The Major laughed. He was already on his feet.
"Probably not--probably not. But a show of saintliness is more than
enough to frighten me away. A woman who can't understand a wink I
invariably strike forthwith off my visiting-list."
"How cruel of you!" laughed Mrs. Randal. They were already moving away
down the corridor. Her voice receded as they went. "But I can't
understand any man daring to wink at Lady Carfax; I can't, indeed."
"That's just what I complain about," grumbled Major Shirley. "Those
wax-candle sort of women never see a joke. What fools they are to leave
the place in darkness like this! Can you see where you are going?"
"Yes, we are just at the head of the stairs. It is rather foolish as you
say. People might hurt themselves."
"Of course they might. Infernally dangerous. I shall complain."
The voices fell away into distance; the band in the ballroom struck
up again, and the woman on the settee in the alcove sat up and
prepared to rise.
"Suppose we go down now," she said.
Her companion moved away from the little window as one coming out of a
reverie. "Our gallant Major Shirley seems somewhat disgruntled tonight,"
he said. "Do you know him?"
"Yes, I know him." Her words fell with icy precision.

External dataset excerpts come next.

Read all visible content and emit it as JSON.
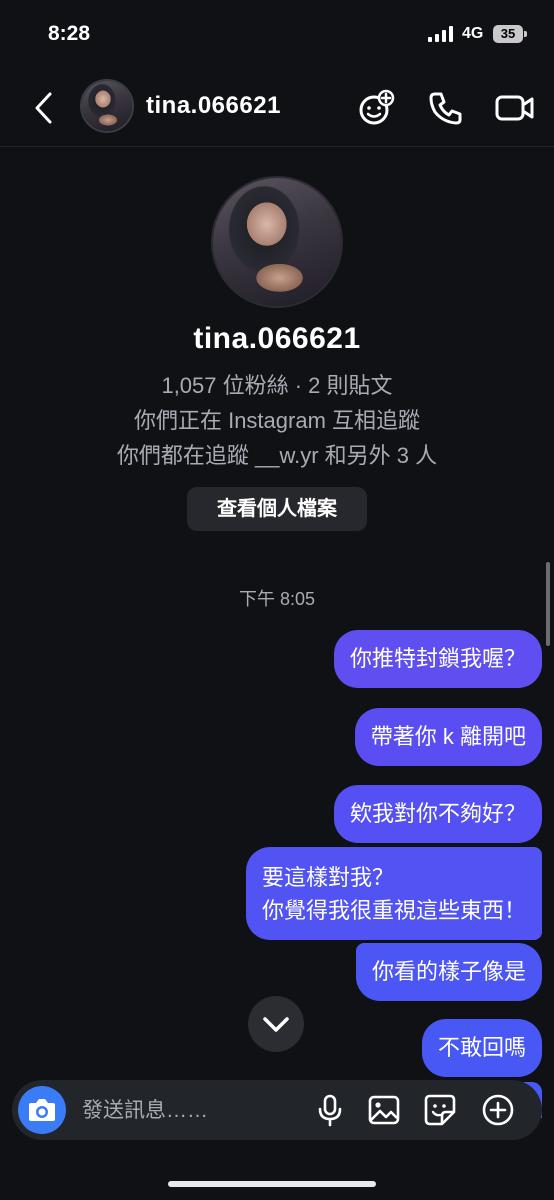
{
  "status_bar": {
    "time": "8:28",
    "network": "4G",
    "battery": "35"
  },
  "header": {
    "username": "tina.066621"
  },
  "profile": {
    "name": "tina.066621",
    "stats": "1,057 位粉絲 · 2 則貼文",
    "mutual_follow": "你們正在 Instagram 互相追蹤",
    "followed_by": "你們都在追蹤 __w.yr 和另外 3 人",
    "view_profile_label": "查看個人檔案"
  },
  "timestamp": "下午 8:05",
  "messages": [
    {
      "text": "你推特封鎖我喔？"
    },
    {
      "text": "帶著你 k 離開吧"
    },
    {
      "text": "欸我對你不夠好？"
    },
    {
      "lines": [
        "要這樣對我？",
        "你覺得我很重視這些東西！"
      ]
    },
    {
      "text": "你看的樣子像是"
    },
    {
      "text": "不敢回嗎"
    }
  ],
  "composer": {
    "placeholder": "發送訊息……"
  },
  "icons": {
    "back": "chevron-left-icon",
    "effects": "effects-sticker-icon",
    "call": "phone-icon",
    "video": "video-icon",
    "scroll_down": "chevron-down-icon",
    "camera": "camera-icon",
    "mic": "microphone-icon",
    "gallery": "image-icon",
    "sticker": "sticker-icon",
    "add": "plus-circle-icon"
  },
  "colors": {
    "accent": "#5f4ef0",
    "background": "#0f1115",
    "camera": "#3a7cf6"
  }
}
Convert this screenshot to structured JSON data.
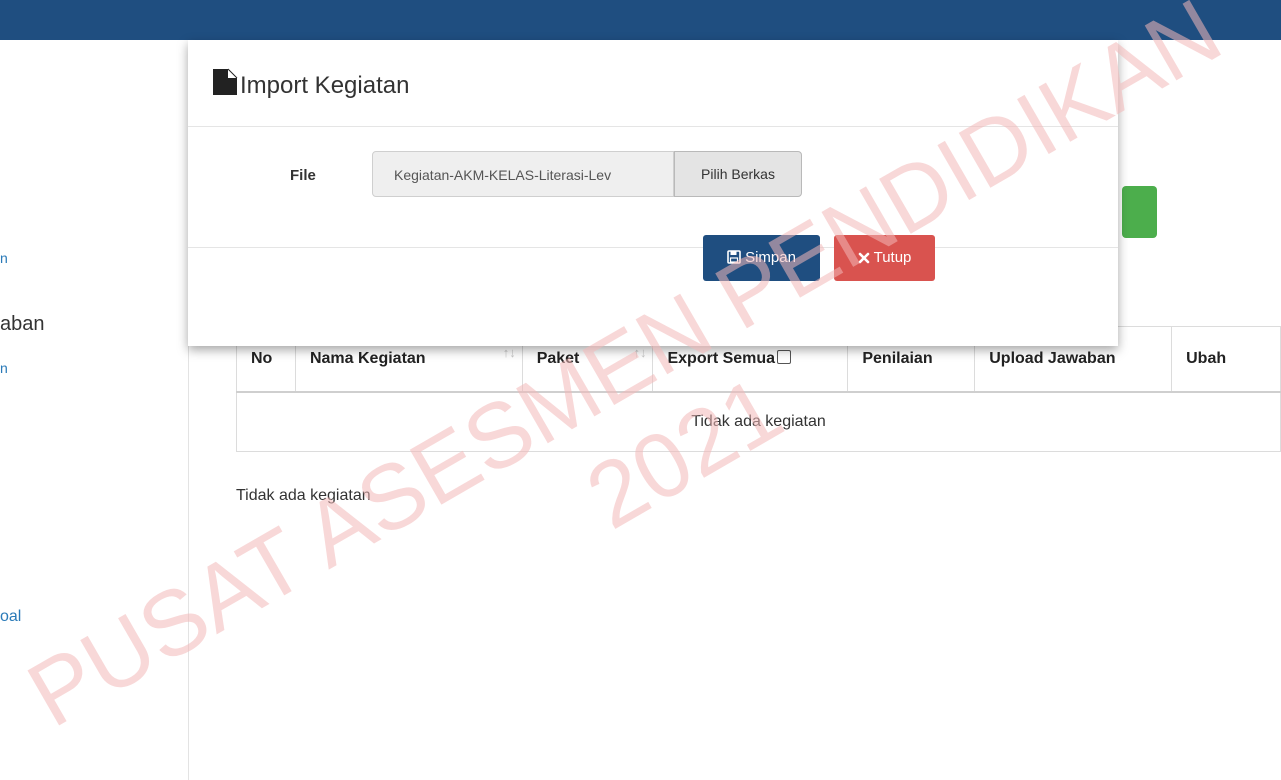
{
  "sidebar": {
    "fragments": [
      "n",
      "aban",
      "n",
      "oal"
    ]
  },
  "modal": {
    "title": "Import Kegiatan",
    "file_label": "File",
    "file_value": "Kegiatan-AKM-KELAS-Literasi-Lev",
    "browse_label": "Pilih Berkas",
    "save_label": "Simpan",
    "close_label": "Tutup"
  },
  "table": {
    "headers": [
      "No",
      "Nama Kegiatan",
      "Paket",
      "Export Semua",
      "Penilaian",
      "Upload Jawaban",
      "Ubah"
    ],
    "empty_text": "Tidak ada kegiatan"
  },
  "empty_message": "Tidak ada kegiatan",
  "watermark": {
    "line1": "PUSAT ASESMEN PENDIDIKAN",
    "line2": "2021"
  },
  "colors": {
    "topbar": "#1f4e80",
    "primary": "#1f4e80",
    "danger": "#d9534f",
    "success": "#4cae4c",
    "watermark": "#f3b8b8"
  },
  "icons": {
    "title": "file-icon",
    "save": "floppy-disk-icon",
    "close": "times-icon"
  }
}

"So do I." The man's tone was one of sheer amusement. "I had the pleasure
of meeting him at the Rifle Club the other day. Someone introduced us. It
was great fun. If there were a little more light, I would show you what
he looked like. For some reason he wasn't pleased. Do you really want to
go downstairs though? It is much nicer here."

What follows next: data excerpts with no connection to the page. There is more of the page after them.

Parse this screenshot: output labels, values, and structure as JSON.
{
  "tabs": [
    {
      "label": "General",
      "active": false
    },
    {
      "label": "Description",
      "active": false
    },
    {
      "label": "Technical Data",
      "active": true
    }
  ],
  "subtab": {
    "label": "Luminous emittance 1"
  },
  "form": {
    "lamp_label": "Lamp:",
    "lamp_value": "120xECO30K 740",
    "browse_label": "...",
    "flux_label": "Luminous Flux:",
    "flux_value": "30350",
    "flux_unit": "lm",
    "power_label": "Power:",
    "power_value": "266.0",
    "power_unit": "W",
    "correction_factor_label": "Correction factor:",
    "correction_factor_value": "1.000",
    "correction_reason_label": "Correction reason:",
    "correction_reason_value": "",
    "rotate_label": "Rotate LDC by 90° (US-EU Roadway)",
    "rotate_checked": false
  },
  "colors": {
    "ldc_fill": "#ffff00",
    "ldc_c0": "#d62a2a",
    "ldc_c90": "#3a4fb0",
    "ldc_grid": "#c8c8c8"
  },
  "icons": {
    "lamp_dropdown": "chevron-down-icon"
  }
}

She had risen. They were facing one another in the twilight. "Yes," she
said, and though still quiet her voice was not altogether even. "I want
to go, please."
"Mayn't I tell you something first?" he said.

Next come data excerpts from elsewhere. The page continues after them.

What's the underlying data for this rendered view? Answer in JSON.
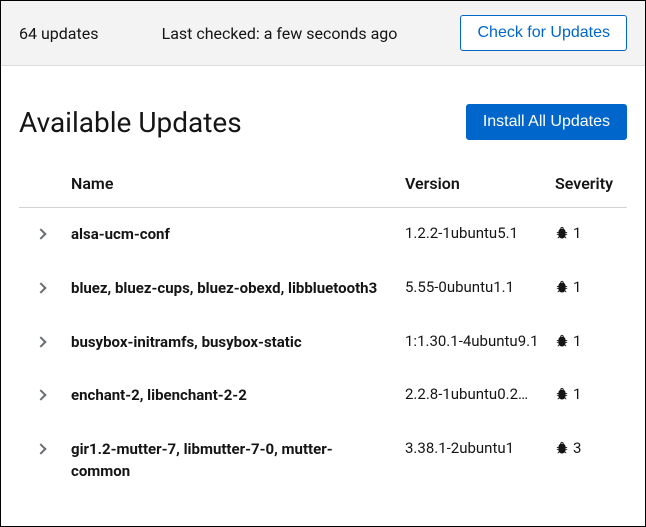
{
  "header": {
    "count_label": "64 updates",
    "last_checked_label": "Last checked: a few seconds ago",
    "check_button_label": "Check for Updates"
  },
  "main": {
    "title": "Available Updates",
    "install_button_label": "Install All Updates"
  },
  "table": {
    "columns": {
      "name": "Name",
      "version": "Version",
      "severity": "Severity"
    },
    "rows": [
      {
        "name": "alsa-ucm-conf",
        "version": "1.2.2-1ubuntu5.1",
        "severity_count": "1"
      },
      {
        "name": "bluez, bluez-cups, bluez-obexd, libbluetooth3",
        "version": "5.55-0ubuntu1.1",
        "severity_count": "1"
      },
      {
        "name": "busybox-initramfs, busybox-static",
        "version": "1:1.30.1-4ubuntu9.1",
        "severity_count": "1"
      },
      {
        "name": "enchant-2, libenchant-2-2",
        "version": "2.2.8-1ubuntu0.2…",
        "severity_count": "1"
      },
      {
        "name": "gir1.2-mutter-7, libmutter-7-0, mutter-common",
        "version": "3.38.1-2ubuntu1",
        "severity_count": "3"
      }
    ]
  }
}
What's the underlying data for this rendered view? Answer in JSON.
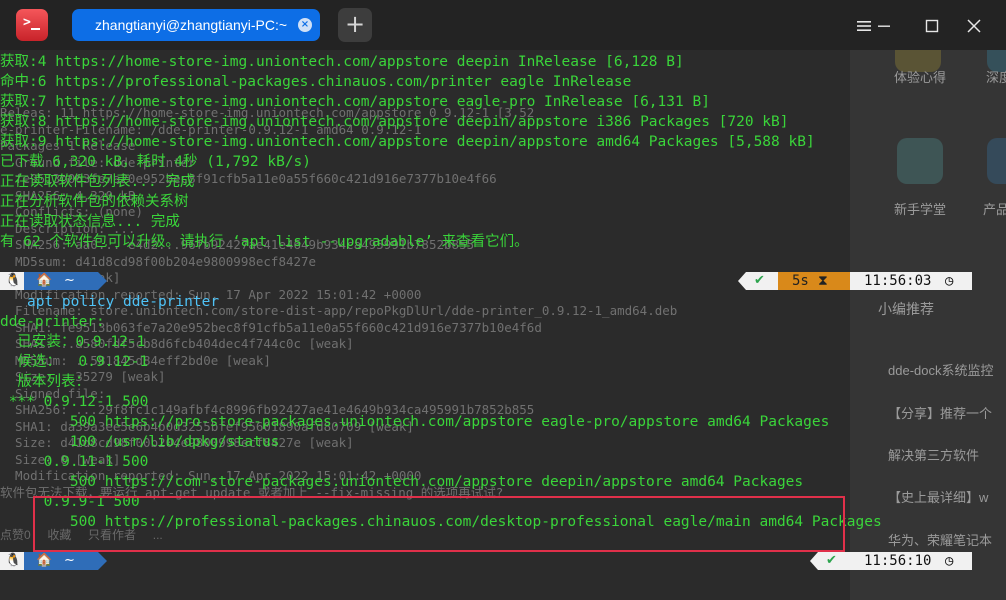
{
  "window": {
    "tab_title": "zhangtianyi@zhangtianyi-PC:~",
    "tab_close_icon": "×",
    "new_tab_icon": "+"
  },
  "background_page": {
    "lines": [
      "Releas: 11 https://home-store-img.uniontech.com/appstore 0 9.12-1 [3,52",
      "e-printer-Filename: /dde-printer-0.9.12-1 amd64 0.9.12-1",
      "Packages 1 Release",
      "  Ground file: dde-printer",
      "  fe9513b063fe7a20e952bec8f91cfb5a11e0a55f660c421d916e7377b10e4f66",
      "  SHA256: 4,320 kB,  ...",
      "  Conflicts: (none)",
      "  Description: ...",
      "  SHA256: aa0... e4d2...96fb92427ae41e4649b934ca495991b7852b855",
      "  MD5sum: d41d8cd98f00b204e9800998ecf8427e",
      "  Size: 9 [weak]",
      "  Modification reported: Sun, 17 Apr 2022 15:01:42 +0000",
      "  Filename: store.uniontech.com/store-dist-app/repoPkgDlUrl/dde-printer_0.9.12-1_amd64.deb",
      "  SHA1: fe9513b063fe7a20e952bec8f91cfb5a11e0a55f660c421d916e7377b10e4f6d",
      "  SHA1: ..a580fdf5cb8d6fcb404dec4f744c0c [weak]",
      "  MD5Sum: ..581845d84eff2bd0e [weak]",
      "  Size: ..35279 [weak]",
      "  Signed file:",
      "  SHA256: ...29f8fc1c149afbf4c8996fb92427ae41e4649b934ca495991b7852b855",
      "  SHA1: da39a3ee5e6b4b0d3255bfef95601890afd80709 [weak]",
      "  Size: d41d8cd98f00b204e9800998ecf8427e [weak]",
      "  Size: 0 [weak]",
      "  Modification reported: Sun, 17 Apr 2022 15:01:42 +0000",
      "软件包无法下载，要运行 apt-get update 或者加上 --fix-missing 的选项再试试?"
    ],
    "actions": [
      "点赞0",
      "收藏",
      "只看作者",
      "..."
    ],
    "side": {
      "item1": "体验心得",
      "item2": "深度",
      "item3": "新手学堂",
      "item4": "产品",
      "recommend": "小编推荐",
      "links": [
        "dde-dock系统监控",
        "【分享】推荐一个",
        "解决第三方软件",
        "【史上最详细】w",
        "华为、荣耀笔记本"
      ]
    }
  },
  "terminal": {
    "lines_top": [
      "获取:4 https://home-store-img.uniontech.com/appstore deepin InRelease [6,128 B]",
      "命中:6 https://professional-packages.chinauos.com/printer eagle InRelease",
      "获取:7 https://home-store-img.uniontech.com/appstore eagle-pro InRelease [6,131 B]",
      "获取:8 https://home-store-img.uniontech.com/appstore deepin/appstore i386 Packages [720 kB]",
      "获取:9 https://home-store-img.uniontech.com/appstore deepin/appstore amd64 Packages [5,588 kB]",
      "已下载 6,320 kB，耗时 4秒 (1,792 kB/s)",
      "正在读取软件包列表... 完成",
      "正在分析软件包的依赖关系树",
      "正在读取状态信息... 完成",
      "有 62 个软件包可以升级。请执行 ‘apt list --upgradable’ 来查看它们。"
    ],
    "prompt1": {
      "tux": "🐧",
      "home_icon": "🏠",
      "path": "~",
      "check": "✔",
      "duration": "5s",
      "hourglass": "⧗",
      "time": "11:56:03",
      "clock_icon": "◷"
    },
    "command": "apt policy dde-printer",
    "policy_lines": [
      "dde-printer:",
      "  已安装：0.9.12-1",
      "  候选：  0.9.12-1",
      "  版本列表：",
      " *** 0.9.12-1 500",
      "        500 https://pro-store-packages.uniontech.com/appstore eagle-pro/appstore amd64 Packages",
      "        100 /usr/lib/dpkg/status",
      "     0.9.11-1 500",
      "        500 https://com-store-packages.uniontech.com/appstore deepin/appstore amd64 Packages",
      "     0.9.9-1 500",
      "        500 https://professional-packages.chinauos.com/desktop-professional eagle/main amd64 Packages"
    ],
    "prompt2": {
      "tux": "🐧",
      "home_icon": "🏠",
      "path": "~",
      "check": "✔",
      "time": "11:56:10",
      "clock_icon": "◷"
    }
  },
  "colors": {
    "terminal_text": "#3ad53a",
    "command_text": "#4fc3f7",
    "tab_active": "#0d6ee6",
    "highlight_box": "#e0304a",
    "duration_segment": "#d9891a"
  }
}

She stood silent, evidently waiting for his communication.
"It's not of paramount importance," he said. "But I think you may as well
know it for your present edification and future guidance. Madam, I am
that wicked, wanton, wily fox, that whipper-snapper, that unmitigated
bounder--Nap Errol!"
He made the announcement with supreme complacence. It was evident that he
felt not the faintest anxiety as to how she would receive it. There was
even a certain careless hauteur about him as though the qualities he
thus frankly enumerated were to him a source of pride.